Fighting a War of Words

March 1, 2004

Business 2.0, CIO, InformationWeek, Electronic Business Mobile Computing & Communications.

ntelligence and military leaders have made progress in capturing terrorists, but they really can't finish the job without understanding the plans, thought processes and movements of terrorist organizations.

Interpreting cryptic correspondence-much of it written on scraps of stained, crumpled paper or locked in e-mails-is the key. Combine that intelligence with a search of Web sites, newspapers and other documents for names, locations and additional information, and officials have the ammunition they need to stamp out terrorism.

That sounds like a good plan, but it's easier said than done. Software tools are available to help translate information, find spelling variations in names, analyze sentences and concepts, and search for terms across multiple languages. But many think these technologies aren't mature enough to keep vital information from falling through the cracks.

Software vendors have little interest in many of the languages the government must deal with, such as Pashtu and Somali, says Melissa Holland, leader of the multilingual research program at the Army Research Laboratory. Because of low market demand, the development of text-based multilingual technology has been slow to nonexistent.
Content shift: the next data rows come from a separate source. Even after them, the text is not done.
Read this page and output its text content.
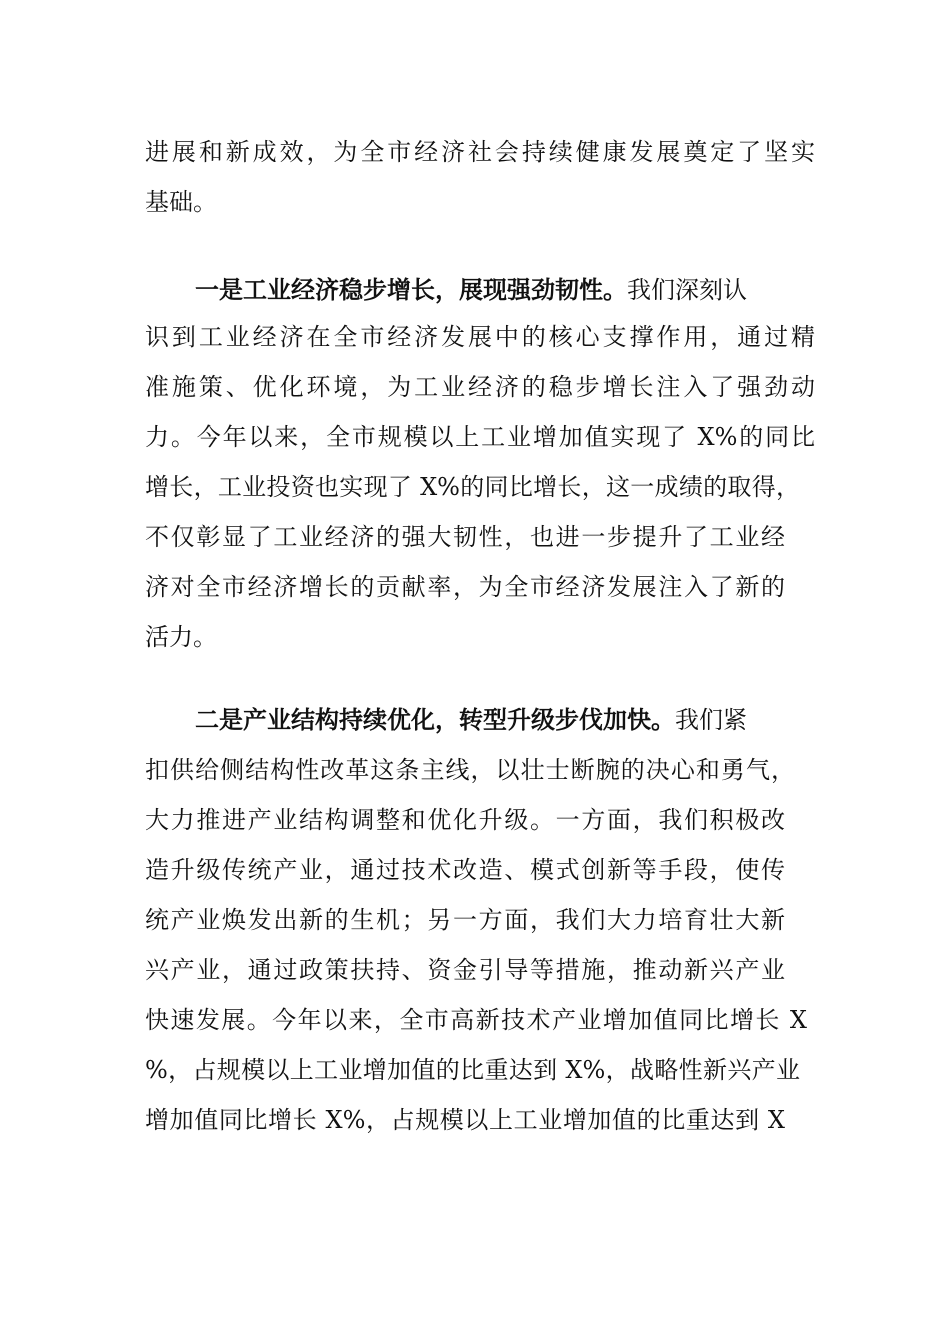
进展和新成效，为全市经济社会持续健康发展奠定了坚实
基础。
一是工业经济稳步增长，展现强劲韧性。我们深刻认
识到工业经济在全市经济发展中的核心支撑作用，通过精
准施策、优化环境，为工业经济的稳步增长注入了强劲动
力。今年以来，全市规模以上工业增加值实现了 X%的同比
增长，工业投资也实现了 X%的同比增长，这一成绩的取得，
不仅彰显了工业经济的强大韧性，也进一步提升了工业经
济对全市经济增长的贡献率，为全市经济发展注入了新的
活力。
二是产业结构持续优化，转型升级步伐加快。我们紧
扣供给侧结构性改革这条主线，以壮士断腕的决心和勇气，
大力推进产业结构调整和优化升级。一方面，我们积极改
造升级传统产业，通过技术改造、模式创新等手段，使传
统产业焕发出新的生机；另一方面，我们大力培育壮大新
兴产业，通过政策扶持、资金引导等措施，推动新兴产业
快速发展。今年以来，全市高新技术产业增加值同比增长 X
%，占规模以上工业增加值的比重达到 X%，战略性新兴产业
增加值同比增长 X%，占规模以上工业增加值的比重达到 X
Other hurdles to creating reliable translation software include having to decipher torn, faded or faxed documents; nuance, tone and colloquial expressions of language; and the vast number of documents that must be evaluated. Reams of information have been recovered from caves in Afghanistan alone.

Federal agencies have been developing programs to analyze commercial products, create proprietary products, and in some cases, tweak existing ones to meet specific language-based needs. And commercial software vendors have been responsive to agencies' requests for more comprehensive translation technologies. The result has been a handful of well-received tools that agencies use with varying degrees of success.

TURN OF PHRASE

The most prominent area of text-based multilingual technology is direct translation of text from one language to another. The concept might seem straightforward, but it's far from simple when idiomatic expressions, nuance, tone, inflection, humor and dialects are factored into the equation.

"Language is the most complex of human behaviors, so it's the biggest challenge when trying to reproduce those language behaviors," says Ray Clifford, chancellor of the Defense Language Institute, which trains translators, most of whom become signals intelligence officers or debriefers of prisoners of war, in dozens of languages. "How do you make such a translation by machine for a concept that doesn't exist in the first language?"

The Defense Department's Language and Speech Exploitation Resources (LASER) program is trying to improve machine translation. About halfway into a five-year project, officials are evaluating commercial technologies and developing ways to tailor them to the government's needs. John Kovarik, chairman of LASER's text-to-text integrated project team and a senior language technology expert at the National Security Agency, wants to develop machine translation technology that will work for everyone from an FBI analyst at headquarters to a sergeant on the battlefield.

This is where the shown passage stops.